Aktualisiert: 2. Jan.

2021 war ein intensives Jahr mit Höhen und Tiefen. In einem weiteren Pandemie-Jahr war unser Ziel bei VirtuallyThere: Mit Virtual Reality die Versorgung von Angstpatient:innen zu verbessern – gerade jetzt! Optimistisch und mit viel Schwung starteten wir ins Jahr und passierten mit der VirtuallyThere-App einen wichtigen Meilenstein. Warum ich Ende November kurz davor, mein Unternehmen aufzugeben und wie daraus überraschend etwas ganz Neues entstand, liest Du in meinem persönlichen Jahresrückblick.

Inhalt

  1. Was habe ich mir für 2021 vorgenommen und wie ist es gelaufen?
  2. Ein Meilenstein: Die VirtuallyThere-App geht an den Start
  3. Raus aus dem Angestellten-Job, Vollgas als Unternehmerin
  4. VirtuallyThere kommt groß raus: im Podcast, auf der (virtuellen) Bühne und auf der Titelseite
  5. Voller Schwung und mit großen Plänen ins zweite Halbjahr
  6. Ich gebe auf
  7. Creating realities: So geht es 2022 weiter

Was habe ich mir für 2021 vorgenommen und wie ist es gelaufen?

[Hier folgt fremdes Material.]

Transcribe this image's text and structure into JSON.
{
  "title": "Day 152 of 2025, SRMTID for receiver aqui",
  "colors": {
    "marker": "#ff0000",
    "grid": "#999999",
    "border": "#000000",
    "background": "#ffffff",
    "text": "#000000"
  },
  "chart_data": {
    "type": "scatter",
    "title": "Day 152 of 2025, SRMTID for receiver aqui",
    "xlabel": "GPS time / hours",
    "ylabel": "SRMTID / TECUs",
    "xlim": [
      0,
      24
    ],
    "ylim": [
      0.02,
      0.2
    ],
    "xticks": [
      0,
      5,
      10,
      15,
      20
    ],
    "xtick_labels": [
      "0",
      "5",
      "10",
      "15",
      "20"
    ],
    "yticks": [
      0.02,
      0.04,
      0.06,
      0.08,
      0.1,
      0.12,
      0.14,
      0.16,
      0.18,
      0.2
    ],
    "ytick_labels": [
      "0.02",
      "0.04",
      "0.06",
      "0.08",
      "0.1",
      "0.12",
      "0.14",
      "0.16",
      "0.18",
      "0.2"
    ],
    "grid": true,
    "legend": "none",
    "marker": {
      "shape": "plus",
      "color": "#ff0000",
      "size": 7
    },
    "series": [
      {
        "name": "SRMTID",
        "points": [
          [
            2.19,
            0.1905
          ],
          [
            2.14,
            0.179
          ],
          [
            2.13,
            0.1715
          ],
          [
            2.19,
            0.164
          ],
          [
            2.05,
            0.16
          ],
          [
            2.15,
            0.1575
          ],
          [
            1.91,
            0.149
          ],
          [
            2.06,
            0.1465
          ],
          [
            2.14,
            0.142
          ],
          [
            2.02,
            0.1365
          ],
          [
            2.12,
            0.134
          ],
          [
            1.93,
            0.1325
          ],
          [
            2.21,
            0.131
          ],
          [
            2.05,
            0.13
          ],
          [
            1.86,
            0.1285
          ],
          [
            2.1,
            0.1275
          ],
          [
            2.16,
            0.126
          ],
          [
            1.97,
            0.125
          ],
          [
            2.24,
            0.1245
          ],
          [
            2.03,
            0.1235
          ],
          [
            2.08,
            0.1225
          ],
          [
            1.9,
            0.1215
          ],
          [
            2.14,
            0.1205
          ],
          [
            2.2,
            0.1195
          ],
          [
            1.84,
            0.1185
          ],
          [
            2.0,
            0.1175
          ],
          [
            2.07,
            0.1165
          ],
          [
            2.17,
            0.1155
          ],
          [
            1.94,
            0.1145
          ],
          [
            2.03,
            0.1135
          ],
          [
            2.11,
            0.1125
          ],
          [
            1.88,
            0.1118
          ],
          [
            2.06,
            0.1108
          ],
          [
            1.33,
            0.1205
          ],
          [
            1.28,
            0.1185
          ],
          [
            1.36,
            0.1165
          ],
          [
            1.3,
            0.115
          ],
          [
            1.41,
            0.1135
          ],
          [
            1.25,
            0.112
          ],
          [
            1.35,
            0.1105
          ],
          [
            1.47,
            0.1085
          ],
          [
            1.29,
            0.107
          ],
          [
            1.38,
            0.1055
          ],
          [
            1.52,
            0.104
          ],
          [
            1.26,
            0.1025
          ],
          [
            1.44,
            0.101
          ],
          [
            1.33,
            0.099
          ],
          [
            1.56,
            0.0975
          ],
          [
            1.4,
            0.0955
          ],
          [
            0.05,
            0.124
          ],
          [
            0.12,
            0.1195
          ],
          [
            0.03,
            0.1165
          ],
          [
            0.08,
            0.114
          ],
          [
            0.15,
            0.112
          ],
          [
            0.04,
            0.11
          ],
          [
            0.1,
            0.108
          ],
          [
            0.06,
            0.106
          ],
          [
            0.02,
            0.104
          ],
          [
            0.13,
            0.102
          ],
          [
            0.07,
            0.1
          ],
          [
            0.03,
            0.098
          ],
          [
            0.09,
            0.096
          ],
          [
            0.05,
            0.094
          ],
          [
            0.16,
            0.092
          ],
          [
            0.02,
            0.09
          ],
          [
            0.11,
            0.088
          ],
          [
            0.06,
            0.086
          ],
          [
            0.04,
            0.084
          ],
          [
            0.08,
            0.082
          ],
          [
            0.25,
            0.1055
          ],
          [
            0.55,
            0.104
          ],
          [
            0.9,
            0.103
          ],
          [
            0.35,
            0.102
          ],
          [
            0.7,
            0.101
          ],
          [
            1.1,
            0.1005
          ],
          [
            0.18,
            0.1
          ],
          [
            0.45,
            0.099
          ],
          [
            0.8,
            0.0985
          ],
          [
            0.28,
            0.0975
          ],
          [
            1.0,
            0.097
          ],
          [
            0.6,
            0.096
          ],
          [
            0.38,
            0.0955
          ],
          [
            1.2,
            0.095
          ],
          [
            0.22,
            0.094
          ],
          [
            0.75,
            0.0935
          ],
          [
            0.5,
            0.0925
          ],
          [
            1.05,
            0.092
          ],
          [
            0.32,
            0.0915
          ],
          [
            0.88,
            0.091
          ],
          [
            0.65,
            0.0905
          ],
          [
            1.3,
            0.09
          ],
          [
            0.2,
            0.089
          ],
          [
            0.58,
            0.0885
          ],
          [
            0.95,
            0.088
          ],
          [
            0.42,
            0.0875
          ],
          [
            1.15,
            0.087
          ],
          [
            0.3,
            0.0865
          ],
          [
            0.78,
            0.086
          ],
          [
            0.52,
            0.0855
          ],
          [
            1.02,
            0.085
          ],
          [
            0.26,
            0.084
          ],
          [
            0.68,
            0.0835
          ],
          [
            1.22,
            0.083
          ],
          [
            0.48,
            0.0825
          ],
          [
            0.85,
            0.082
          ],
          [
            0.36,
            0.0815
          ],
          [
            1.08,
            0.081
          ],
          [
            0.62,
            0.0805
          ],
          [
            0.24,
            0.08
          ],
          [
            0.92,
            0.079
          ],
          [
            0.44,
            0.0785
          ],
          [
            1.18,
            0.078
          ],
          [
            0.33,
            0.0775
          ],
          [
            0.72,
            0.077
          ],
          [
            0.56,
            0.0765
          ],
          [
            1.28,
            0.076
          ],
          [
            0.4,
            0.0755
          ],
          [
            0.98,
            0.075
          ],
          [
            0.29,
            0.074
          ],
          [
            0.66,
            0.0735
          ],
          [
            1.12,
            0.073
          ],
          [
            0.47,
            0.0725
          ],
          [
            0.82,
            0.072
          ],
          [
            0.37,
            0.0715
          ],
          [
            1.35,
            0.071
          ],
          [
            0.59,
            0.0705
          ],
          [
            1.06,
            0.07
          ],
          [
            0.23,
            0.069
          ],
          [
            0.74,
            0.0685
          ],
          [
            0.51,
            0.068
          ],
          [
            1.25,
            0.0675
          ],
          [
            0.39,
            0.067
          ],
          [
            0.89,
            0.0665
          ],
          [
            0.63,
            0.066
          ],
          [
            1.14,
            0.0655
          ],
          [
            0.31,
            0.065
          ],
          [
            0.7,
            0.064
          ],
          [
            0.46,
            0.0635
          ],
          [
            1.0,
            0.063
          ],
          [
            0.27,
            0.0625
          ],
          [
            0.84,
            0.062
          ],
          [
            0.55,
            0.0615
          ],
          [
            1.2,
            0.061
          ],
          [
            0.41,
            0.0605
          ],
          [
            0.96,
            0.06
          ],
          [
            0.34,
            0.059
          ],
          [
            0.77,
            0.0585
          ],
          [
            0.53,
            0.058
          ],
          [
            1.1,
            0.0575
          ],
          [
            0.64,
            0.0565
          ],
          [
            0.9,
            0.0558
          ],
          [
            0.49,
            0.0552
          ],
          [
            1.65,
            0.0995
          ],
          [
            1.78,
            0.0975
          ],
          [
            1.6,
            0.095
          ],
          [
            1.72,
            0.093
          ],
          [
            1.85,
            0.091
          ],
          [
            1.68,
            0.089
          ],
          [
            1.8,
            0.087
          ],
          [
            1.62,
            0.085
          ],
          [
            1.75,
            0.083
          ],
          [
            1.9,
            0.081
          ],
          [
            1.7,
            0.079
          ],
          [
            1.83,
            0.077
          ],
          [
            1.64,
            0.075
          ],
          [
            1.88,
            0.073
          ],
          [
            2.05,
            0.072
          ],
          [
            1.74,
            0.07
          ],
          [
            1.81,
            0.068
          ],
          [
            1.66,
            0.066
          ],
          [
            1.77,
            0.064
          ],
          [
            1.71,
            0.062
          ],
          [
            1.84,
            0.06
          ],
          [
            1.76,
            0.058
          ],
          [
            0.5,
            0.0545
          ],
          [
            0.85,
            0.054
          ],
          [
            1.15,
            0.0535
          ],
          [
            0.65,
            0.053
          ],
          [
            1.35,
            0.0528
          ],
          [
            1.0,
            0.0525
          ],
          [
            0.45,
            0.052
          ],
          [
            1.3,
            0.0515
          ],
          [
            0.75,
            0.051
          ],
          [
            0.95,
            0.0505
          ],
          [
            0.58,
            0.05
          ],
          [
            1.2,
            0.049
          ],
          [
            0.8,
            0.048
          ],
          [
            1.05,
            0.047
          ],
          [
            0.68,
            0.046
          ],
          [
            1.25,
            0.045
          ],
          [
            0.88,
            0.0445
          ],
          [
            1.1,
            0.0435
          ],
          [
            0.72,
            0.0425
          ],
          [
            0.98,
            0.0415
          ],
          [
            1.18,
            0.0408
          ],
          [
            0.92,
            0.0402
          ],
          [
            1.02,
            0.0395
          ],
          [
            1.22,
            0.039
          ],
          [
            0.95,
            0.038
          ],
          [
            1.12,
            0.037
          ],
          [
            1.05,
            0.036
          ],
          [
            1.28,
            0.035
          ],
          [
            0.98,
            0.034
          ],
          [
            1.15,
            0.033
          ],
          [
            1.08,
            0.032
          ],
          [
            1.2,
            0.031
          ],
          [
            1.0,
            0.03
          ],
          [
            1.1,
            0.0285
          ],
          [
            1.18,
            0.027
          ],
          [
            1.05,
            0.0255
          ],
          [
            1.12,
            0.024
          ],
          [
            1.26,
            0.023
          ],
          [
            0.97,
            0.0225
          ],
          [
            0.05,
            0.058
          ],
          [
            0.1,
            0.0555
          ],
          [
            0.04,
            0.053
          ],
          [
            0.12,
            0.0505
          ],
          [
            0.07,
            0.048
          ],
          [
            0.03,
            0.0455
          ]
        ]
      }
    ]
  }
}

In meinem Jahresrückblick 2020 mit dem Titel “Ausgebremst und Gas gegeben” habe ich mir für 2021 ein Motto gegeben: “Raus damit!” lautete es. Richtig durchstarten wollte ich mit VirtuallyThere nach dem Lockdown und der Corona-Zeit – äh, genau 😣 Auch wenn das nicht so geplant war: Ich wollte gerade jetzt das Beste aus der Situation machen: Virtual Reality soll zu einem selbstverständlichen Instrument in der psychotherapeutischen Praxis machen, um damit die Versorgung von Angstpatient:innen zu verbessern. Gerade in Zeiten von Kontaktbeschränkungen können virtuelle Therapie-Umgebungen die Welt in die Praxis holen – virtuelles Autofahren, ein Spaziergang über den Wochenmarkt oder ein vollgedrängtes Volksfest, auf einen Aussichtsturm steigen. Damit können Therapeut:innen ganz gezielt, kontrolliert und sicher angstauslösende Situationen herstellen und ihre Patient:innen direkt in der Stunde begleiten. Was wir nicht ganz auf dem Schirm hatten war, dass die Pandemie die Therapeut:innen selbst wahnsinnig belastet! Lange Arbeitstage, lange Wartelisten, Verwaltung, Vorschriften und das dünner werdende Nervenkostüm der Patient:innen zehrt an den Ressourcen. Ich merke, dass auch unsere enthusiastischsten Kund:innen oft Mühe haben, ihren Praxisalltag zu bewältigen. Es ist ein verflixtes Dilemma! Die Arbeit mit Virtual Reality spart so viel Vorbereitungszeit. Zeit, die unsere Nutzer:innen dringend an anderer Stelle benötigen. Auch wenn der Einstieg in die Arbeit mit Virtual Reality inzwischen in einem halben Tag locker machbar ist: viele Therapeut:innen haben einfach nicht den Kopf, sich jetzt ein neues Werkzeug anzueignen. Es brachte mich fast zur Verzweiflung: Wir haben eine Lösung, die Therapeut:innen gerade jetzt unterstützt – und konnten sie nicht großflächig in die Praxis bringen. Es ganz einfach nicht die Lösung, was für Therapeut:innen naheliegend erschien. Doch genau das sollte die Geburtsstunde eines ganz neuen Angebotes sein. Ein Angebot, das jetzt auch “raus” darf (dazu gleich mehr!).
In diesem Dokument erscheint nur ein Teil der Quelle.